In the study, acquisition of the epithelial-to-mesenchymal transition phenotype in derivatives of MCF-7 human breast cancer cells was associated with marked morphologic changes and actin cytoskeleton remodeling, with the CD24-negative/CD44-positive/ALDH-positive stem cell populations present exhibiting a greater degree of epithelial-to-mesenchymal transition compared with parental cells. Acquisition of the phenotype was also associated with inhibition of cytotoxic T lymphocyte–mediated tumor cell lysis.

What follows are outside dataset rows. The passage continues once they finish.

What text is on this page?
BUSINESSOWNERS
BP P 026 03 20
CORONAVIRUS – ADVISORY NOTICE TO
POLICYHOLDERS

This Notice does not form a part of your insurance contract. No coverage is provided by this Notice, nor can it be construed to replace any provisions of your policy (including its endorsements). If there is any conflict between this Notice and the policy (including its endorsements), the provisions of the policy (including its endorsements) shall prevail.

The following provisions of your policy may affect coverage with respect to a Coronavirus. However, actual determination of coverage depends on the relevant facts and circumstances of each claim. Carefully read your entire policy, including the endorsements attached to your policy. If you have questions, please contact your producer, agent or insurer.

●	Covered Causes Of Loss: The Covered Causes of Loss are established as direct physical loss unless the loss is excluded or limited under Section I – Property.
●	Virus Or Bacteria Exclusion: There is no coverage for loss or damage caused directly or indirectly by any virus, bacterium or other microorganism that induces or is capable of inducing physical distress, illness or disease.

The resistant cells exhibited formation of an immunologic synapse with cytotoxic T lymphocytes, accompanied by induction of autophagy in the target cells. This response was found to be critical to modulating susceptibility to cytotoxic T lymphocyte–mediated lysis, with siRNA-mediated silencing of beclin1 to inhibit autophagy in the target cells restoring target cell susceptibility to lysis.

The investigators concluded, “Our results argue that in addition to promoting invasion and metastasis, epithelial-to-mesenchymal transition also profoundly alters the susceptibility of cancer cells to T-cell-mediated immune surveillance. Furthermore, they reveal epithelial-to-mesenchymal transition and autophagy as conceptual realms for immunotherapeutic strategies to block immune escape.” ■

Akalay I, et al: Cancer Res 73:2418-2427, 2013.